Additionally, the mapping of elements between systems is normally done separately from and outside of the method used to transform the data values.
Maps are developed, ingested and maintained as documents (usually spreadsheets) that are not actionable. Thus a further, but separate, step beyond the intellectual process of creating a map is the creation of programs that implement the mapping and transform data based on the decisions made during the creation of the maps. (p. 27)
They propose instead using RDF as a basis for developing maps.

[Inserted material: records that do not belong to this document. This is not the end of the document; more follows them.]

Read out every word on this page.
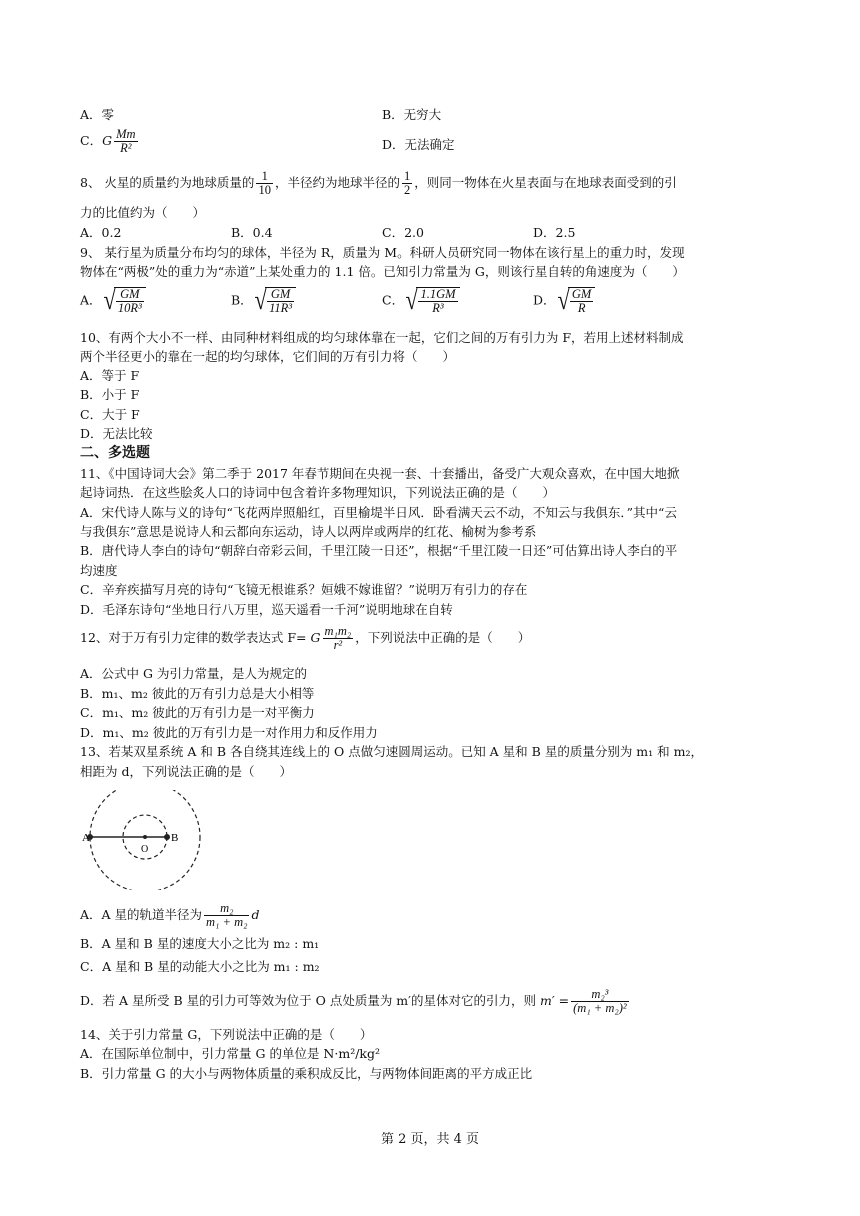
A．零	B．无穷大
C．G $\frac{Mm}{\text{R²}}$	D．无法确定
8、 火星的质量约为地球质量的 $\frac{1}{10}$ ，半径约为地球半径的 $\frac{1}{2}$ ，则同一物体在火星表面与在地球表面受到的引
力的比值约为（　　）
A．0.2	B．0.4	C．2.0	D．2.5
9、 某行星为质量分布均匀的球体，半径为 R，质量为 M。科研人员研究同一物体在该行星上的重力时，发现
物体在“两极”处的重力为“赤道”上某处重力的 1.1 倍。已知引力常量为 G，则该行星自转的角速度为（　　）
A． √ $\frac{GM}{\text{10R³}}$	B． √ $\frac{GM}{\text{11R³}}$	C． √ $\frac{1.1GM}{\text{R³}}$	D． √ $\frac{GM}{R}$
10、有两个大小不一样、由同种材料组成的均匀球体靠在一起，它们之间的万有引力为 F，若用上述材料制成
两个半径更小的靠在一起的均匀球体，它们间的万有引力将（　　）
A．等于 F
B．小于 F
C．大于 F
D．无法比较
二、多选题
11、《中国诗词大会》第二季于 2017 年春节期间在央视一套、十套播出，备受广大观众喜欢，在中国大地掀
起诗词热．在这些脍炙人口的诗词中包含着许多物理知识，下列说法正确的是（　　）
A．宋代诗人陈与义的诗句“飞花两岸照船红，百里榆堤半日风．卧看满天云不动，不知云与我俱东．”其中“云
与我俱东”意思是说诗人和云都向东运动，诗人以两岸或两岸的红花、榆树为参考系
B．唐代诗人李白的诗句“朝辞白帝彩云间，千里江陵一日还”，根据“千里江陵一日还”可估算出诗人李白的平
均速度
C．辛弃疾描写月亮的诗句“飞镜无根谁系？姮娥不嫁谁留？”说明万有引力的存在
D．毛泽东诗句“坐地日行八万里，巡天遥看一千河”说明地球在自转
12、对于万有引力定律的数学表达式 F= G $\frac{\text{m₁m₂}}{\text{r²}}$ ，下列说法中正确的是（　　）
A．公式中 G 为引力常量，是人为规定的
B．m₁、m₂ 彼此的万有引力总是大小相等
C．m₁、m₂ 彼此的万有引力是一对平衡力
D．m₁、m₂ 彼此的万有引力是一对作用力和反作用力
13、若某双星系统 A 和 B 各自绕其连线上的 O 点做匀速圆周运动。已知 A 星和 B 星的质量分别为 m₁ 和 m₂，
相距为 d，下列说法正确的是（　　）
A	B
O
A．A 星的轨道半径为 $\frac{\text{m₂}}{\text{m₁ + m₂}}$ d
B．A 星和 B 星的速度大小之比为 m₂ : m₁
C．A 星和 B 星的动能大小之比为 m₁ : m₂
D．若 A 星所受 B 星的引力可等效为位于 O 点处质量为 m′的星体对它的引力，则 $m' = \frac{\text{m₂³}}{\text{(m₁ + m₂)²}}$
14、关于引力常量 G，下列说法中正确的是（　　）
A．在国际单位制中，引力常量 G 的单位是 N·m²/kg²
B．引力常量 G 的大小与两物体质量的乘积成反比，与两物体间距离的平方成正比
第 2 页，共 4 页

What occurs to me though, is that the legacy data, by definition, cannot exist in the RDF/Linked Data world because it is just strings. Without the linkages, it is invisible. I wonder, does this mean that someone(s) must create metadata elements that correspond to the MARC fields and subfields to allow the relationships (maps) to be built? I think that something like this is happening in the Open Metadata Registry. I also think this is part of what Karen Coyle is always trying to get people to think about, but I am too lazy to go search for references right now.
Dunsire at al. discuss existing cross-walk strategies used for legacy data. Existing cross-walking strategies are generally top-down and include “pairwise” or “peer to peer” and “hub-and-spoke” or “switch” strategies. Pairwise strategies have only a one-to-one equivalency between element sets, this is their great weakness. Switch strategies allow more nuanced linkages but at the cost of an extremely large vocabulary.
Most existing crosswalks implement a peer to peer strategy. Because there has to be a one-to-one equivalence between the two mapped elements, there is no way to express “almost the same”. Switch strategies get around this by using a central vocabulary that can be used between any other two sets of elements. Unfortunately, this results in an extremely unwieldy (and ever-expanding) vocabulary to manage all of the possible equivalencies between all of the elements.
Dunsire et al. envision a process where elements can be related to each other in an ad hoc way through a series of RDF graphs.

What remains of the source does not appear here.